One theme of the book is the marginal benefit of the opportunity
of every additional Calorie of energy. (Caplan observes that I only use
the word “marginal” once, but that is only because the terminology is
not used much except by economists.) Energy is our ability to use
machines to improve our lives.

Yes, but you have to subtract the unpleasant side effects of fossil fuels.  When you do, the marginal benefits of fossil fuels in rich countries remain unclear.

The enormous opportunity that more (fossil fuel) energy production
provides us plus the ability of modern fossil fuel technology to cheaply
produce energy with ever-smaller risks and side-effects means that
there is no reason to have any inclination whatsoever to reduce
(including tax) energy use.

How can you say this?  You’ve acknowledged that fossil fuels – like every energy source – have some unpleasant side effects.  Reducing fossil fuel consumption trades a little extra convenience for a little less unpleasantness.  What makes you think this is clearly a bad deal, especially in rich countries?

We can see historically that had we heeded the warnings in the 1970s
that we already had enough energy, the consequences would have been
disastrous.

Yes, but your strongest evidence comes from the developing world.  This isn’t really relevant to my question.

More energy improves lives in many ways, documented in the
book, and some of them are profound.
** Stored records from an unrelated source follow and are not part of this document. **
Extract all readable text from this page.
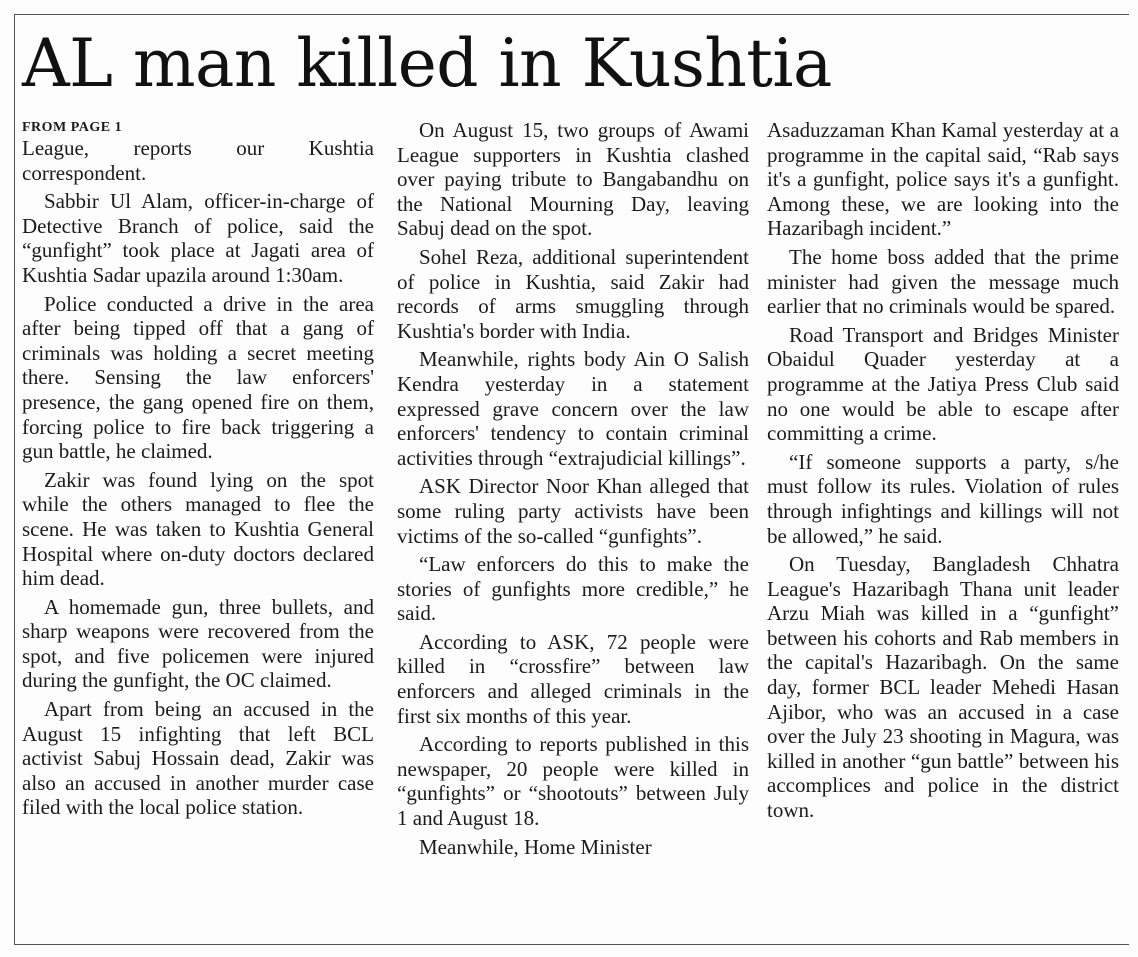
AL man killed in Kushtia
FROM PAGE 1

League, reports our Kushtia correspondent.

Sabbir Ul Alam, officer-in-charge of Detective Branch of police, said the “gunfight” took place at Jagati area of Kushtia Sadar upazila around 1:30am.

Police conducted a drive in the area after being tipped off that a gang of criminals was holding a secret meeting there. Sensing the law enforcers' presence, the gang opened fire on them, forcing police to fire back triggering a gun battle, he claimed.

Zakir was found lying on the spot while the others managed to flee the scene. He was taken to Kushtia General Hospital where on-duty doctors declared him dead.

A homemade gun, three bullets, and sharp weapons were recovered from the spot, and five policemen were injured during the gunfight, the OC claimed.

Apart from being an accused in the August 15 infighting that left BCL activist Sabuj Hossain dead, Zakir was also an accused in another murder case filed with the local police station.

On August 15, two groups of Awami League supporters in Kushtia clashed over paying tribute to Bangabandhu on the National Mourning Day, leaving Sabuj dead on the spot.

Sohel Reza, additional superintendent of police in Kushtia, said Zakir had records of arms smuggling through Kushtia's border with India.

Meanwhile, rights body Ain O Salish Kendra yesterday in a statement expressed grave concern over the law enforcers' tendency to contain criminal activities through “extrajudicial killings”.

ASK Director Noor Khan alleged that some ruling party activists have been victims of the so-called “gunfights”.

“Law enforcers do this to make the stories of gunfights more credible,” he said.

According to ASK, 72 people were killed in “crossfire” between law enforcers and alleged criminals in the first six months of this year.

According to reports published in this newspaper, 20 people were killed in “gunfights” or “shootouts” between July 1 and August 18.

Meanwhile, Home Minister

Asaduzzaman Khan Kamal yesterday at a programme in the capital said, “Rab says it's a gunfight, police says it's a gunfight. Among these, we are looking into the Hazaribagh incident.”

The home boss added that the prime minister had given the message much earlier that no criminals would be spared.

Road Transport and Bridges Minister Obaidul Quader yesterday at a programme at the Jatiya Press Club said no one would be able to escape after committing a crime.

“If someone supports a party, s/he must follow its rules. Violation of rules through infightings and killings will not be allowed,” he said.

On Tuesday, Bangladesh Chhatra League's Hazaribagh Thana unit leader Arzu Miah was killed in a “gunfight” between his cohorts and Rab members in the capital's Hazaribagh. On the same day, former BCL leader Mehedi Hasan Ajibor, who was an accused in a case over the July 23 shooting in Magura, was killed in another “gun battle” between his accomplices and police in the district town.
For example: the advent of the
coal-hungry internet. Any legal measures to constrict marginal fossil
fuel usage in the developed nations in the 1980s would have hampered the
development of that technology. And any attempt to constrict FFs now
will hamper future technologies. That would have been disastrous.

“Any attempt” would have been “disastrous”?  That’s absurd.  “Would have imposed high costs for small gains” might be true, but I’m still waiting to see the evidence.

Moreover, we have no right to do it.

By your own standard, wouldn’t there be a right to do it if marginal fossil fuel use “significantly damaged or imperiled” anyone?  And if you’re factoring in context, doesn’t the context change when we’re focusing on marginal uses?

3)  Isn’t the textbook environmental economics approach of putting
a price on pollution a better policy than the combination of
technology-and-law that you propose?

No. Putting a price on pollution is one variety of the technology-and-law approach. Policies designed to put a price on pollution are enacted by law.

Trivially true, but you’re missing the point.  Conventional environmental regulations give detailed orders about how polluters have to reduce pollution.  Pollution taxes specify a price and let polluters figure out the cheapest way to comply.  There is a lot of evidence that the latter approach roughly halves the cost of pollution clean-up.  So why does it fail to pique your interest?

Devising and implementing them require sophisticated technologies
to quantify emissions.

“Requires”?  Not really.  You don’t need sophisticated technologies to tax coal.  Technology can definitely make emissions pricing work better, but that’s a weaker claim. 

I don’t mean to be finicky.  But much as I admire Alex’s book, his replies to my questions seem to consistently assume the real world fits neatly into simple binary categories.  It doesn’t.  Fossil fuels really can be great overall but bad at the margin.  And if so, there is a simple case for moderate taxes on fossil fuels.  This simple case might, on deeper consideration, be wrong.  But it needs to be engaged, and I don’t see that Alex has vigorously engaged it.  Yet.